As many of you probably know, Michael Kammen passed away a couple of weeks ago, ending a distinguished career marked by several important books and a term as president of the Organization of American Historians.
Coincidentally, when I found out about Kammen’s death I was about to start re-reading his book A Season of Youth: The American Revolution and the Historical Imagination. In this work, he argued that a common theme in fiction about the American Revolution was the notion of the founding as a rite of passage. Novelists have portrayed the War for Independence as a national coming-of-age story, and many have amplified this theme by populating their stories with characters on the verge of adulthood. For these characters, participation in the Revolution marks a transition to maturity, so that their own life stories reflect the larger story of their country. Many of these novelists have also employed generational conflict as a narrative device, with their young characters chafing under parental control just as America sought independence of a different kind from the mother country.
Kammen’s book deals primarily with novels, plays, and imagery. He relegated films about the Revolution a short sub-section of one chapter, due to a scarcity of original material. In the three decades since the publication of A Season of Youth, we’ve seen a few more (but not that many) theatrical and TV movies about the Revolution, and for the most part I think his thesis still holds up.
In fact, the most successful recent movie about the Revolution fits Kammen’s argument to a T. The Patriot is a story of generational conflict between Benjamin Martin and his oldest sons. Martin knows what sort of devastation the war with England will bring and is reluctant to get involved, while the two boys are eager to enlist. The protagonist gets dragged into the war by his children, one of whom is burning with patriotic idealism, and one of whom seems more fascinated by the trappings of war than anything, playing with toy soldiers and trying on his father’s old uniform coat.
The movie also portrays the war as a transition of a different sort for Martin’s younger children. For them, the war is not so much a step into maturity as a loss of innocence. Just as Martin predicts in an early speech, the Revolutionary War is fought on their doorstep. The family farm is an idyllic sanctuary in the movie’s opening sequence, but when the shooting starts, Martin’s attempts to shield his children from all the death and destruction prove futile. Check out this deleted scene:
There’s another way in which The Patriot supports Kammen’s thesis. He argued that by pitching the Revolution as a coming-of-age, Americans have also domesticated their own history. We’re a nation born in revolution, but we value order and stability. If the founding was a passage into adulthood, it was a one-time event that doesn’t need to be repeated. The notion of the Revolution as a rite of passage is thus a way of celebrating our violent and radical beginning without endorsing the overthrow of the status quo.

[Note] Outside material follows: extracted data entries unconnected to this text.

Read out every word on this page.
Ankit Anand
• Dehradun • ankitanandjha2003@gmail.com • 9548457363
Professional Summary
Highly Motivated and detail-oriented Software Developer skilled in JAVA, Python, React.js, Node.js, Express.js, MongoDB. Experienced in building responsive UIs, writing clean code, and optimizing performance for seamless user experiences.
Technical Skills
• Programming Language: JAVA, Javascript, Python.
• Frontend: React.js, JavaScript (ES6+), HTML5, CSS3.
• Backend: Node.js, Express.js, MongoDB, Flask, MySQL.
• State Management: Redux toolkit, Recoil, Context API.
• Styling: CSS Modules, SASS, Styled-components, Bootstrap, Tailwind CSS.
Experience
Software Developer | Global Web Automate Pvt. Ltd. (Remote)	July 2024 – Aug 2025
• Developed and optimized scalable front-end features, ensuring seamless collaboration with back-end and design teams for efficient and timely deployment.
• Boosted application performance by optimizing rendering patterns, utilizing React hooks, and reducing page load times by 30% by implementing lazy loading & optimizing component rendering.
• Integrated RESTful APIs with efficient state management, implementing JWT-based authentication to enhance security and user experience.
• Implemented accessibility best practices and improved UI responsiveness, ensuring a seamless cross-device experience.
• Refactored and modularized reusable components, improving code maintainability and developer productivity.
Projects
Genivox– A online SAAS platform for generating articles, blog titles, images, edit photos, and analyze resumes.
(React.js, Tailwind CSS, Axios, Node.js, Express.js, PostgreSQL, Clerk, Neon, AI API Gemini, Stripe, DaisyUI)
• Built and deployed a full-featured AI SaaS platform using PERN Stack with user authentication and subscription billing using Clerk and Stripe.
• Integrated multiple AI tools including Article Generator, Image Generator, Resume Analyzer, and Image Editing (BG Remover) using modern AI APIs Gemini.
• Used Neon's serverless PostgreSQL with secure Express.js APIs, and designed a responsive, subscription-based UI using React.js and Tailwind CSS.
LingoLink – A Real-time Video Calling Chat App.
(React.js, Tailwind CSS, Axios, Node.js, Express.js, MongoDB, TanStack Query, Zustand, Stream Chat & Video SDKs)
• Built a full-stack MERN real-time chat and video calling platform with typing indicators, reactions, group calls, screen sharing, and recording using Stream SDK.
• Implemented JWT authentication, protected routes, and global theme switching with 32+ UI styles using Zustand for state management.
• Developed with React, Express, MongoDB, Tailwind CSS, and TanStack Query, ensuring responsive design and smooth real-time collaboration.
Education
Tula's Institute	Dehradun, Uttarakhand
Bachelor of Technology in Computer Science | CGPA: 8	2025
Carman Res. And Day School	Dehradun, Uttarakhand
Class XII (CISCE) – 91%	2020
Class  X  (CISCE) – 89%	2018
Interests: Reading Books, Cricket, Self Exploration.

The Patriot’s closing scene shows us the Martin family returning to the site of their burned home at the war’s end. When they arrive, they find white and black veterans of Martin’s command working together to build them a new dwelling. The implication is that the destructive work of war and revolution is over, and it’s time to move on to the constructive work of building on a foundation. The movie thus emphasizes the possibilities the American Revolution opened and passes over the issues it left unresolved. And it would take another such violent upheaval to resolve some of them.